The strongest evidence I could adduce to support my travel gene theory came from my brother Steve’s genealogical work, primarily on our maternal side. He started there because it was easier to obtain the information he was looking for. My maternal grandmother’s father was definitely a volunteer voyager. He was essentially a mercenary, or as he might have been categorised in those days, a soldier of fortune. Of Irish stock he was heading for a career in accountancy when he was diverted by a call to arms to fight the Border Wars in the Cape Colony in South Africa. But there was less evidence for my maternal grandfather. His family seemed at first glance to come from a fairly settled stock. A doctor in country Denmark, it seemed that he moved, perhaps unadvisedly, to a war zone in the Cape Colony and all because he had been persuaded to do so my a relative and because Denmark was suffering a financial crisis.

Looking further back up this branch of the family tree revealed the truth. Large doses of enthusiastic travel through the centuries. Perhaps the best example being Toger Abo who was a captain in the Dutch East India Company in the eighteenth century and who met his wife in 1781 in Cape Town of all places on his way back from a voyage to the Spice Islands which are now Indonesia. That would likely have given his direct descendants a double dose of genetic material - and that was evidenced by their spread across the globe in the decades that followed.

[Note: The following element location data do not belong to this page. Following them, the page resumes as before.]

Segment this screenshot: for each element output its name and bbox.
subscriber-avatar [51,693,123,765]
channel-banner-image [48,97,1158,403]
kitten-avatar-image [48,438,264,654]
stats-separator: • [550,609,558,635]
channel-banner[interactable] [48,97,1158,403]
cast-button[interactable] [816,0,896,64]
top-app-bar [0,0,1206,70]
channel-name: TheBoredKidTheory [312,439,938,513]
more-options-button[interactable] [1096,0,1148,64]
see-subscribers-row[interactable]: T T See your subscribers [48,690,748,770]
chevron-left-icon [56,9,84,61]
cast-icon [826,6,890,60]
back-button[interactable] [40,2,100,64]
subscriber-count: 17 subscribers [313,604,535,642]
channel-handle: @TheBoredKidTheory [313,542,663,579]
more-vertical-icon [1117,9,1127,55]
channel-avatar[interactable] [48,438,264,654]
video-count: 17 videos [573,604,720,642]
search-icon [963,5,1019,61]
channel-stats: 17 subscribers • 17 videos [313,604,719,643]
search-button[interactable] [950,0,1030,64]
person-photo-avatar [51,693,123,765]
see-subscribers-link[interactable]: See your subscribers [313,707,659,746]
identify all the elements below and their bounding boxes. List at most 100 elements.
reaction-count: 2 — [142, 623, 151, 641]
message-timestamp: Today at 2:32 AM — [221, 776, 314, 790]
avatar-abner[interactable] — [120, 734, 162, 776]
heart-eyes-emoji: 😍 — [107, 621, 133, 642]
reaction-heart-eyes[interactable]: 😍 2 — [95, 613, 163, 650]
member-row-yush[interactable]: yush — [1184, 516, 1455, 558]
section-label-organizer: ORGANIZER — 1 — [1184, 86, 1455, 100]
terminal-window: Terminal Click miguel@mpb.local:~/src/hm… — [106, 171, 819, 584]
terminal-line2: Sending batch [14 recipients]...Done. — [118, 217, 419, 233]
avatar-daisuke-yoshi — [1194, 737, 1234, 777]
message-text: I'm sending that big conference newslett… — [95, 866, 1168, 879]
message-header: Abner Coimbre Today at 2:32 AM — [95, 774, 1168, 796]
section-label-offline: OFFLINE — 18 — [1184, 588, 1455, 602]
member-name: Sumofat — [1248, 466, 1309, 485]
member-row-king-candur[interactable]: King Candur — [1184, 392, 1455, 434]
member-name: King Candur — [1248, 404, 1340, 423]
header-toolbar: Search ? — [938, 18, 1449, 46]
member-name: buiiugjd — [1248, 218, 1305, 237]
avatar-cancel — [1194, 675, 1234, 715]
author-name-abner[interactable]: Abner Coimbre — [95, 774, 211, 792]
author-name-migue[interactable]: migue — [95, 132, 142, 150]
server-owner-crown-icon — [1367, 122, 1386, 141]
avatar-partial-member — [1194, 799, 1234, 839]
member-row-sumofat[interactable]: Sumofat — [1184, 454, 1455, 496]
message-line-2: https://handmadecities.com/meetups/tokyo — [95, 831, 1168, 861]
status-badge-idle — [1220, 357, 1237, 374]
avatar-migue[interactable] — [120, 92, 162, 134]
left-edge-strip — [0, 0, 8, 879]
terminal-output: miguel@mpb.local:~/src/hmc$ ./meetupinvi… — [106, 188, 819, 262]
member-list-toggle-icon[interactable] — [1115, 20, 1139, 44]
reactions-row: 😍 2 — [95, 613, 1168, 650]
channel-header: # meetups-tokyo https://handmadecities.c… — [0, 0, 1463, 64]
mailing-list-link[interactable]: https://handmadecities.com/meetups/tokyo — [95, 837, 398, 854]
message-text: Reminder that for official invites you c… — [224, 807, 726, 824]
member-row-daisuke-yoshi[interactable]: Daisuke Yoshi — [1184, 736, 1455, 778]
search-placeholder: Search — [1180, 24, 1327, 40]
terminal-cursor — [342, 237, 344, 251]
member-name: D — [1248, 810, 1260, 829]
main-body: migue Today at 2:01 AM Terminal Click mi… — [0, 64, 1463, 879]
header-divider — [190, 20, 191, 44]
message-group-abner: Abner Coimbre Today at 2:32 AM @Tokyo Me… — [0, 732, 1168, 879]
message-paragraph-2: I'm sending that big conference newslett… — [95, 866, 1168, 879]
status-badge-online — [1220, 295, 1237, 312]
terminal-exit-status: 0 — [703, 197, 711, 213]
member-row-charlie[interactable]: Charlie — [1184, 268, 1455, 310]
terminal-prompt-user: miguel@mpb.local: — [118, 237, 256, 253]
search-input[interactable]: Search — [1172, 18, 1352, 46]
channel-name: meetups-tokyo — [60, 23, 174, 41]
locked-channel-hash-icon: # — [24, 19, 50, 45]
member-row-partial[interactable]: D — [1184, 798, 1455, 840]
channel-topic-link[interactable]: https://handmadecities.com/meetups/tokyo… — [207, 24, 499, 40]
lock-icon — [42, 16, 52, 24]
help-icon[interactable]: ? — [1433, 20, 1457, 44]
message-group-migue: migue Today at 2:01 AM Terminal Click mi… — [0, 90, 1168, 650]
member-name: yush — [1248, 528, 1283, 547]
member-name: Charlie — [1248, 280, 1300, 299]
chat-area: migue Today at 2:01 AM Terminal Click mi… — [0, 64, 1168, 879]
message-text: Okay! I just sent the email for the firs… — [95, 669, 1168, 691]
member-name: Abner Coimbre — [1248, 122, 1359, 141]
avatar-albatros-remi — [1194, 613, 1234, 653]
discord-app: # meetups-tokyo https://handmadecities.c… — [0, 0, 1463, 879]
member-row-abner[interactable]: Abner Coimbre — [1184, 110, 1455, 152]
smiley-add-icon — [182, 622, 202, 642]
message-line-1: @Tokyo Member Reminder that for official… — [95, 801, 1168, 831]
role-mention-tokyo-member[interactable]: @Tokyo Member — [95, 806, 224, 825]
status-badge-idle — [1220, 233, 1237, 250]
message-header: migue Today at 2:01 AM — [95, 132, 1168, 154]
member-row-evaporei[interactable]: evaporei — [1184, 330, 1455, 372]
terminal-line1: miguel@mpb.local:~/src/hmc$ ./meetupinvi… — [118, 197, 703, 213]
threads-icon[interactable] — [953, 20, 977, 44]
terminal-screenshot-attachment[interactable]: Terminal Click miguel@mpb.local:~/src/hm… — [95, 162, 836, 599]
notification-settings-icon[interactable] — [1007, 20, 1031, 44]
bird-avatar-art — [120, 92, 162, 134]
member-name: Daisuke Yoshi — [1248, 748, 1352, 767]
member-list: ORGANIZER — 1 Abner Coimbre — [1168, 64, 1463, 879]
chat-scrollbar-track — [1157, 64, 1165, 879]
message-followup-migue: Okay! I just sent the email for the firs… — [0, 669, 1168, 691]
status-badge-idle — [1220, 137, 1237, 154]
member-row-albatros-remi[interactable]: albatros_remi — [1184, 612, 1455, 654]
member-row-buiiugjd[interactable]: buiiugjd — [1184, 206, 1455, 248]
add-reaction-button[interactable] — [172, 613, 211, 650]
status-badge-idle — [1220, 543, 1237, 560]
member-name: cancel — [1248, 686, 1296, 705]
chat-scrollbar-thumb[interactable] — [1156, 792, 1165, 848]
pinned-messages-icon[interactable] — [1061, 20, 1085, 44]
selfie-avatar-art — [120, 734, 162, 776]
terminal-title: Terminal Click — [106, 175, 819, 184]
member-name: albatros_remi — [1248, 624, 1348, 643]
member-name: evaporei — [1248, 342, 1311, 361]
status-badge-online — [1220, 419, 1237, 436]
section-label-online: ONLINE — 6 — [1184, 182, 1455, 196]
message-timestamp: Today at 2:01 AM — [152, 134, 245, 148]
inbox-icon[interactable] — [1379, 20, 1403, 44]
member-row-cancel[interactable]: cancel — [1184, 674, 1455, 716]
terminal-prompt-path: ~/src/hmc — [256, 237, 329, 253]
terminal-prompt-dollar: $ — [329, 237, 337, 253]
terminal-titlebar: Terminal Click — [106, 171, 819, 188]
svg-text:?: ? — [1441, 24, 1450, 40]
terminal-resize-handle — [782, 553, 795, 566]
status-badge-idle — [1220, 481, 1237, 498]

Added to that, my father volunteered to leave his homeland of England. It is difficult to trace his ancestry because his father was born in India where his grandfather was working as a civil engineer – further evidence of a high probability of a travel gene for my money. Rab’s father was also the son of a voluntary immigrant to South Africa who recognised an opportunity greater than those available in England.

That seems to indicate a high probability of the ‘nature’ side – of having travel genes. So what was the trigger to start us moving? Well, both of us moved around a fair bit as children – I went to half a dozen schools – travelling by steam train and ship. We both remember the excitement of those voyages. We both went to Europe for a year or two before we met, travelling by ship again and having a great time. I think it was that background that kicked the genes into action. And since we shared that kind of background, how could we fail to move on as opportunities arose to do so? The first joint cruise we went on was to South America. We were thinking of buying our first house and sought advice from my mother. She urged us to travel while we could – and so we did. Thirty days on a ship, ashore in Rio de Janeiro, Montevideo, Buenos Aires – what a ball!!

And with that kind of background, how could we fail to move on as opportunities arose to do so later in our lives?